Вдруг раздался странный невероятный вопль и треск ломающихся досок. Из сарая выскочил куро-труп. В руках его было огромное полено.
- Загоню, загоню! - завопил он, но так нелепо, что все не знали куда посторониться.
Игорек юркнул за бревно.
Между тем на лице куро-трупа было написано явное и страшное страдание, но чувствовалось, что причина его совершенно непонятна для него самого. Казалось, что он совсем оторван от тех, кого хотел разогнать; может быть, он имел ввиду каких-то иных существ, которые виделись ему в собравшихся на праздненство.
Бросив полено, выпятив глаза, с какими-то застывшими полуслезами, он размахивал руками, стоя на месте.
Это страдание, обрученное с полным отчуждением от внешней причины, вызвавшей мучения, производило особенно жуткое и разрушающее впечатление.
Все старались не смотреть на эту картину.
Клавуша, вильнув задом, ушла за угол дома, где стояла бочка с водой. Вскоре все оказались как-то в стороне и куро-труп внезапно умолк, точно в его уме захлопнулась какая-то дверца.
Мертвая тишина, прерываемая робким щебетом птиц, царила в наступающей тьме.
Лишь дед Коля, который сбег еще до того как из сарая выскочил куро-труп, одиноко плясал перед окном своей комнаты.
И когда все расходились по норам спать один только садистик Игорек робко остановил на тропинке Клаву.
Желая излить душу, он как бы прильнул к пространству около ее тела и тихо прошептал:
- Ведь правда самая ненавистная в жизни вещь - это счастье?…Люди должны объявить поход против счастья… И тогда они увидят новые миры…
Игорек поднял руку вверх, пред добродушною Клавой, померк бледным лицом и исчез в сторону.
"Ушел мраковать", - подумала Клава.
VII
Падов и Аннуля между тем прошли в одну комнату и заперлись там. Попив чайку, они разговорились о потустороннем. Аннушка вообще страсть как любила отдаваться мужчинам, которые отличались наиболее бредовыми представлениями о загробном мире. А в этом отношении Падов мог дать кому угодно сто очков вперед.
Но сейчас у него было темно-слабое, нежное состояние, вызванное желанием чуть утихомириться после празднества в Лебедином. И он поначалу погрузил Аннушку в уютный, мягонький мирок чисто инфантильных представлений о будущей жизни. Размягченный, в ночном белье, Падов в покое бродил по комнате и приговаривал:
- Я чайку попью, попью, Аннуля, а потом опять вспомню, что могу помереть… И не пойму, не то сладко становится от этого, не то чересчур страшно…

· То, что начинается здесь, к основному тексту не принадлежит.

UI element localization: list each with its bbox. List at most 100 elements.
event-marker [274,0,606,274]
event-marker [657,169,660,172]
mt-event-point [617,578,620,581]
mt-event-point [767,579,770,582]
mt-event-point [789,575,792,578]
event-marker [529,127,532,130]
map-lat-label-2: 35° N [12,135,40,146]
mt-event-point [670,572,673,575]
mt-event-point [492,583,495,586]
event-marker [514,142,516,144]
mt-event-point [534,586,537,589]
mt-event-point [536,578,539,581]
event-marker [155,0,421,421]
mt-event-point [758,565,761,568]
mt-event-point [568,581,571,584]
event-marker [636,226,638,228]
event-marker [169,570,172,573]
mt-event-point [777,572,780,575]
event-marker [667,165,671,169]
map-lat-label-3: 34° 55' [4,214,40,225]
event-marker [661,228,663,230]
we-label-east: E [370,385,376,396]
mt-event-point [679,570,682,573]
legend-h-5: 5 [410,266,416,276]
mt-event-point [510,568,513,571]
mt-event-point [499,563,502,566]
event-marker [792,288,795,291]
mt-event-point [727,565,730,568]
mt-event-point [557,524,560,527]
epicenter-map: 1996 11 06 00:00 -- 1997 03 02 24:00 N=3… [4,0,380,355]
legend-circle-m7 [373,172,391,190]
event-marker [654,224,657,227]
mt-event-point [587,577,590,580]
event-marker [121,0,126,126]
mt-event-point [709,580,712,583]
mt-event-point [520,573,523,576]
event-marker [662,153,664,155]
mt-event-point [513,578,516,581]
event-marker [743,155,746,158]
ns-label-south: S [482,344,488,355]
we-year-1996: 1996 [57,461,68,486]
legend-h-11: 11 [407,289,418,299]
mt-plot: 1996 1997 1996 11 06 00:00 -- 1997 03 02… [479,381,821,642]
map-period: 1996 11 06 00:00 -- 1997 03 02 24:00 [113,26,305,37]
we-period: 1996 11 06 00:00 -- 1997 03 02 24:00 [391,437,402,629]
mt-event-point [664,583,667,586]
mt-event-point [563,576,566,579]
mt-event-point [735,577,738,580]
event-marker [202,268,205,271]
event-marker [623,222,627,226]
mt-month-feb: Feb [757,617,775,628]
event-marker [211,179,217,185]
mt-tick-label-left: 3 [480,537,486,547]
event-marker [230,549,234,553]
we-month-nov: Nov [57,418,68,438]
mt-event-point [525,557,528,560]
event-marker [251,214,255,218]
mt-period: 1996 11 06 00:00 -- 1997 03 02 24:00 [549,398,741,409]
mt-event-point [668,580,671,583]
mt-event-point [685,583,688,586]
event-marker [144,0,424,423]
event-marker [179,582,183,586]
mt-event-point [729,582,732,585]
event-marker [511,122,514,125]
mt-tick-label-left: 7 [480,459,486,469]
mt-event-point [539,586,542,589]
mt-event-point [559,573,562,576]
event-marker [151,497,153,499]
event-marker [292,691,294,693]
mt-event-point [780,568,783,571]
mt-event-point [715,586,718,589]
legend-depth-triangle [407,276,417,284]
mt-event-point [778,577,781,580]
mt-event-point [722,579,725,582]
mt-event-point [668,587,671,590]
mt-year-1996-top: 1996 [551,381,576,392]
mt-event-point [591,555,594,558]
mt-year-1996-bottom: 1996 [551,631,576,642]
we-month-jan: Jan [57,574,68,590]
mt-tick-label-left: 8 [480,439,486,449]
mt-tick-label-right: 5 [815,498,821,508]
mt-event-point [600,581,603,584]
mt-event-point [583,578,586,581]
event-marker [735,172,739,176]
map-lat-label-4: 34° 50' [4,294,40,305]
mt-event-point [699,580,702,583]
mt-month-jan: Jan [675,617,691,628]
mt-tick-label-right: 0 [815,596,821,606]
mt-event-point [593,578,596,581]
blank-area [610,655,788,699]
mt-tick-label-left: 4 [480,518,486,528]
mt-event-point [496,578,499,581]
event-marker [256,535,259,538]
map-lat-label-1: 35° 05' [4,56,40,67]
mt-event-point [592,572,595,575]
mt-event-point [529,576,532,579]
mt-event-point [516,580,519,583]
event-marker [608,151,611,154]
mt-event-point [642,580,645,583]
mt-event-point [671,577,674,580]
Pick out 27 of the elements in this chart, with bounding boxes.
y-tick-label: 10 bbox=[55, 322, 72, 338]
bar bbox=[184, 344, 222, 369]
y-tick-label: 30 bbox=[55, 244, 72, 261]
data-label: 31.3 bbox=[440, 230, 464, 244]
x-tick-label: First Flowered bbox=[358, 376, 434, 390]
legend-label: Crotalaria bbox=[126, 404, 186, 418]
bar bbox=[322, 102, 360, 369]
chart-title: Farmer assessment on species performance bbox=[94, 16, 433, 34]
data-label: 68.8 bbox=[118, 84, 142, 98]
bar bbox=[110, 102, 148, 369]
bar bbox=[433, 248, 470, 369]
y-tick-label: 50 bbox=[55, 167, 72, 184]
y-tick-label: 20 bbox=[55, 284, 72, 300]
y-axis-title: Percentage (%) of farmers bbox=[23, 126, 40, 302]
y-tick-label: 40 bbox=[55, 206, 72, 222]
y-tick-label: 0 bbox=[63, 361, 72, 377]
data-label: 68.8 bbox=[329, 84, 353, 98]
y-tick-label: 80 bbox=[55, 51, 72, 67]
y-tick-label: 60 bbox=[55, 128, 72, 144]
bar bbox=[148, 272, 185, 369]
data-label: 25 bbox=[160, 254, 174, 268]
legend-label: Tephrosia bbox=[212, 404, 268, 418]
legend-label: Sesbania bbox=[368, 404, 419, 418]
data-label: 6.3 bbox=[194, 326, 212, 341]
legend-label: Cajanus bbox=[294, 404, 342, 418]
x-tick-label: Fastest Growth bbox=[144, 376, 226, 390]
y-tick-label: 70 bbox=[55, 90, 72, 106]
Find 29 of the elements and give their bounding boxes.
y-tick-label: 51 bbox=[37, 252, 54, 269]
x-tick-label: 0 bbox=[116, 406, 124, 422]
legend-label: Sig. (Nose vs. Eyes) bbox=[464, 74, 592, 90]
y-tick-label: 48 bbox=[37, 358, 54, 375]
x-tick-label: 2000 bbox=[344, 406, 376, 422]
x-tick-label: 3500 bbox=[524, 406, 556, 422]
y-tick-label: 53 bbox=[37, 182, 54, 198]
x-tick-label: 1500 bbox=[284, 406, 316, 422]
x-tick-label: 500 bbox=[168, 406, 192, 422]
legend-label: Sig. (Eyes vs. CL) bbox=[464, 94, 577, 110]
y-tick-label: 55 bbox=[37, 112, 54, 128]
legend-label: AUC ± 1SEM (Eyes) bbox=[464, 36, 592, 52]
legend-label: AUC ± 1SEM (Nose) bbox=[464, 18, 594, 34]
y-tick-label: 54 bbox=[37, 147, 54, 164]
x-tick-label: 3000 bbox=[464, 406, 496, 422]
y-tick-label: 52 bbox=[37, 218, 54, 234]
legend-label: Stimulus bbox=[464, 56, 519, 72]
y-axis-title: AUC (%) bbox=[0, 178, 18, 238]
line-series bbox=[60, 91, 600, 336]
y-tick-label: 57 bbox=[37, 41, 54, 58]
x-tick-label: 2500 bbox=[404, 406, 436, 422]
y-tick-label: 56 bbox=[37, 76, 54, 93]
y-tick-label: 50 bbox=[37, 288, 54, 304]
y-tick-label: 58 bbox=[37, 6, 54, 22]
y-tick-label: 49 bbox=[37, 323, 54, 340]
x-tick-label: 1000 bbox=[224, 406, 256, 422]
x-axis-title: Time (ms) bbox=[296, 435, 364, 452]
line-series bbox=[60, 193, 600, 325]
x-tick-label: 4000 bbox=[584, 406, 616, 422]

В этот момент самое время было отдаваться и Падов с Аннушкой чуть истерично, но и с умилением соединились..
Отряхнувшись, а потом и опомнившись, Аннуля грезила в кроватке, рядом с Падовым.
Но теперь им почему-то хотелось безумства, сумасшествия, словно мысли отрывались от блаженности тела.
Тон задавал Толя.
Он особенно упирал теперь на то, что де в ином мире все будет не так, как в учениях о нем. Что, дескать, и инстинктивное ясновидение и посвящение и учения обнимают, мол, только жалкую часть потустороннего, причем и эта часть - вероятнее всего - неверно интерпретирована. Это неизбежно, подхихикивал Падов, ведь если люди так часто неправильно понимают этот мир, то что же говорить о других.
Анна подвывала от восторга. Такой взгляд помогал им напускать на потустороннее еще больше туману и кошмаров, чем в любом самом мрачном и жестоко-отчужденном учении.
В таком состоянии они, прижимаясь друг к другу, поглаживая нежные тельца, в полу-сладости, очень любили копаться в различных детальках потусторонних миров, развивая отдельные, известные положения или переделывая все по собственной интуиции.
Толя, когда входил в экстаз, даже чуть подпрыгивал, мысленно совокупляясь с Высшими Иерархиями. А Аннуля кричала: "безумие, безумие!"